The International Committee of the Red Cross may want the rules of the Geneva Convention applied to videogames.
At the 31st meeting of the International Committee of the Red Cross, held this week to discuss many issues in modern combat throughout the world, a smaller panel was convened to discuss videogames and the effect they have on the public. Specifically, the Red Cross investigated several games that depict modern warfare and examined whether the rules of the Geneva Conventions governing protections for wounded soldiers, civilian non-combatants, and prisoners of war should be applied to videogames.
“While the Movement works vigorously to promote international humanitarian law (IHL) worldwide, there is also an audience of approximately 600 million gamers who may be violating IHL in the virtual world,” reads the description for the discussion. “Exactly how videogames influence individuals is a hotly debated topic, but for the first time, Movement partners discussed our role and responsibility to take action against violations of IHL in video games.”
For those of you unfamiliar with the Geneva Conventions, here’s a fifteen second history lesson. The First Geneva Convention was held in the city of Geneva in 1864 and all the major European powers at the time ratified an agreement dictating the engagement of war and guaranteed protections for wounded and sick soldiers.
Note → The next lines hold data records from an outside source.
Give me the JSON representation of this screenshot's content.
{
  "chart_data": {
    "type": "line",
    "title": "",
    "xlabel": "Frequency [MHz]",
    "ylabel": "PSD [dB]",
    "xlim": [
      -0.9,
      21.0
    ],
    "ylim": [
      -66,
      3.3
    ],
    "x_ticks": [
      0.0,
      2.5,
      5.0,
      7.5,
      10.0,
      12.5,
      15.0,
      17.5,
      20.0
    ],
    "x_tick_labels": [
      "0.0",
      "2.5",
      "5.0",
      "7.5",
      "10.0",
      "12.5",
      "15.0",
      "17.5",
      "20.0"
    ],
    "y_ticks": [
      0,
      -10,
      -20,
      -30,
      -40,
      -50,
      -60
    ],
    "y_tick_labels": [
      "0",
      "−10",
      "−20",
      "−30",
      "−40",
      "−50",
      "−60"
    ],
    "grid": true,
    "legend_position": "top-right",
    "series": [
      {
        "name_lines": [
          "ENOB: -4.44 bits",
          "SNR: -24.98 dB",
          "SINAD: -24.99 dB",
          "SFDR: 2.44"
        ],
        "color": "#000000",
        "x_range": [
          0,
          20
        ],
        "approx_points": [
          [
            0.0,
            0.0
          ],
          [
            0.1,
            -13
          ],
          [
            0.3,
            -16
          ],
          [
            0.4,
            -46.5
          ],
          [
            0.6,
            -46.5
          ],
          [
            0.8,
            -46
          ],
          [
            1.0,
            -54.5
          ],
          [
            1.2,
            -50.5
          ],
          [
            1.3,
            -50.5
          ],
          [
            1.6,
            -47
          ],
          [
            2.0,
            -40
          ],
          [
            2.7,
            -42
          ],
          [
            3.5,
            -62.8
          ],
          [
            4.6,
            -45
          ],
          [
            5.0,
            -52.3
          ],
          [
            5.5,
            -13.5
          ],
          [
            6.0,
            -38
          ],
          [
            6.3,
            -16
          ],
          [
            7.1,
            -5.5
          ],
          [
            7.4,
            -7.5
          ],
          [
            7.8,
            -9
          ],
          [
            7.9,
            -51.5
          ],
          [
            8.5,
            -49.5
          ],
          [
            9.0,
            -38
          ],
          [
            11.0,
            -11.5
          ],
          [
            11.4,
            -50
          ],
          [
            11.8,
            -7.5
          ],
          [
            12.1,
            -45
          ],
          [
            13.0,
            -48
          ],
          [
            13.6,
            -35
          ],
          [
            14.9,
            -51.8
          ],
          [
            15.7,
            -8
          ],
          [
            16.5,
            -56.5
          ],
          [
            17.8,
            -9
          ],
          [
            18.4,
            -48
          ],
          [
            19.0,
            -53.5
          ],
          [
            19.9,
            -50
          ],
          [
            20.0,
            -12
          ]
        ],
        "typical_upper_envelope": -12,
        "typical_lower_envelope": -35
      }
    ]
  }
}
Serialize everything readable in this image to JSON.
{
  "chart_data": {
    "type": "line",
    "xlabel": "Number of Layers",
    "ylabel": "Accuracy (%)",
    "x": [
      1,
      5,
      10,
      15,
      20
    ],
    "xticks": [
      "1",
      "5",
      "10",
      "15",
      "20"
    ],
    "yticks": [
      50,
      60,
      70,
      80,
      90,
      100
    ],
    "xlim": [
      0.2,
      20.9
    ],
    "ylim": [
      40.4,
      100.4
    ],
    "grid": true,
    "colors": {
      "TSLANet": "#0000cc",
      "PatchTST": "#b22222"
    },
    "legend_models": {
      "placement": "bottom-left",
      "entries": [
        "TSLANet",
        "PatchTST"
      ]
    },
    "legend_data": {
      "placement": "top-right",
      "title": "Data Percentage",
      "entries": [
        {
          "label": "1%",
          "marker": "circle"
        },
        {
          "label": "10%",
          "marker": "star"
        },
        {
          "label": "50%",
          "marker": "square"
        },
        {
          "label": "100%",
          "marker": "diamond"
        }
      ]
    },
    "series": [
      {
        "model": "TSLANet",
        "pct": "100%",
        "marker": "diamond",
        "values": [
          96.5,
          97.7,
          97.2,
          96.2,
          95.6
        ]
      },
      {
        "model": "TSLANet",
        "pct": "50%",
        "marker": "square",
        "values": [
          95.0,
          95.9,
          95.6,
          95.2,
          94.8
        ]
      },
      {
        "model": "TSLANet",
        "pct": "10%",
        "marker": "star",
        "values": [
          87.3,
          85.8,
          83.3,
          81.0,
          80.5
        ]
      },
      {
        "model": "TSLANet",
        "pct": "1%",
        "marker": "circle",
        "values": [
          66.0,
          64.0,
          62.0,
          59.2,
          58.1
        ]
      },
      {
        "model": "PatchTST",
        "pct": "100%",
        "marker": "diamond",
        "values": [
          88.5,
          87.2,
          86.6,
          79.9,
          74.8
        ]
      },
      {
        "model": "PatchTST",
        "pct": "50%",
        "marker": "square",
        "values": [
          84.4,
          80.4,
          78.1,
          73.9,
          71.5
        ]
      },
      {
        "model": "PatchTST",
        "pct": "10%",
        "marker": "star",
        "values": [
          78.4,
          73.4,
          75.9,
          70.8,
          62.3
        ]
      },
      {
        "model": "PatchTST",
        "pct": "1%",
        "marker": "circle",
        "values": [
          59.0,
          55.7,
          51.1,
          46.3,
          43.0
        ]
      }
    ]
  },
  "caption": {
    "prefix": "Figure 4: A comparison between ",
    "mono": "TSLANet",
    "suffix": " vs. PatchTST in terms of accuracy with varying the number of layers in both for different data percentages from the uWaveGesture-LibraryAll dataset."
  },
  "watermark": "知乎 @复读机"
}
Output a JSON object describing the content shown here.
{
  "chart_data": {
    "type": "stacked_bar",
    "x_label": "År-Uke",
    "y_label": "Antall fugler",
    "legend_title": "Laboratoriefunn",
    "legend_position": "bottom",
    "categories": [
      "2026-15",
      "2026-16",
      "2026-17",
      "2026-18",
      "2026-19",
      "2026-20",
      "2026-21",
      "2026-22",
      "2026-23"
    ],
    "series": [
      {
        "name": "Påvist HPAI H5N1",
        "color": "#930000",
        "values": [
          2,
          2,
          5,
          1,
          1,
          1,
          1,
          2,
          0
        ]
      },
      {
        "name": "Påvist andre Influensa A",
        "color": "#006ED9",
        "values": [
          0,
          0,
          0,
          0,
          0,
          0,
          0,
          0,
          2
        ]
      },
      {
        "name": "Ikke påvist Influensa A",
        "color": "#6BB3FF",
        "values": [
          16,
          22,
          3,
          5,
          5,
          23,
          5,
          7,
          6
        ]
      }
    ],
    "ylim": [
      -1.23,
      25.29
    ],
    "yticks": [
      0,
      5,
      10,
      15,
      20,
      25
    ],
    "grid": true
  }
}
The Convention agreed that medical personnel are protected and soldiers would not be experimented upon or tortured. As war changed, the Convention met three more times and included more nations, the last of which, in 1949, outlined the international humanitarian law that is upheld in all modern warfare today by nearly all nations on the planet. The International Committee of the Red Cross, formed in 1863, organized these conventions and is instrumental in keeping their tenets observed during warfare.
So what does any of this have to do with Modern Warfare 3?
“Participants were asked: ‘What should we do, and what is the most effective method?'” continued the description for the discussion. “While National Societies shared their experiences and opinions, there is clearly no simple answer. There is, however, an overall consensus and motivation to take action.”
There was also a video “promoting” the event, which seems to draw comparisons between scorekeeping in sports events and scorekeeping in online shooters.
While it is certainly worthy of discussion how so many games depicting warfare don’t actually uphold the rules of engagement which govern behavior in modern war, I fail to see what the Red Cross can or should do about it. Any attempt to write laws or rules about how war can be portrayed in a game would be doomed to failure. The Geneva Conventions have no jurisdiction over our imaginations or creative works, and The Red Cross cannot dictate whether a movie hero tortures a non-combatant or blows up a bus full of nuns on the way to saving the President of the U.N.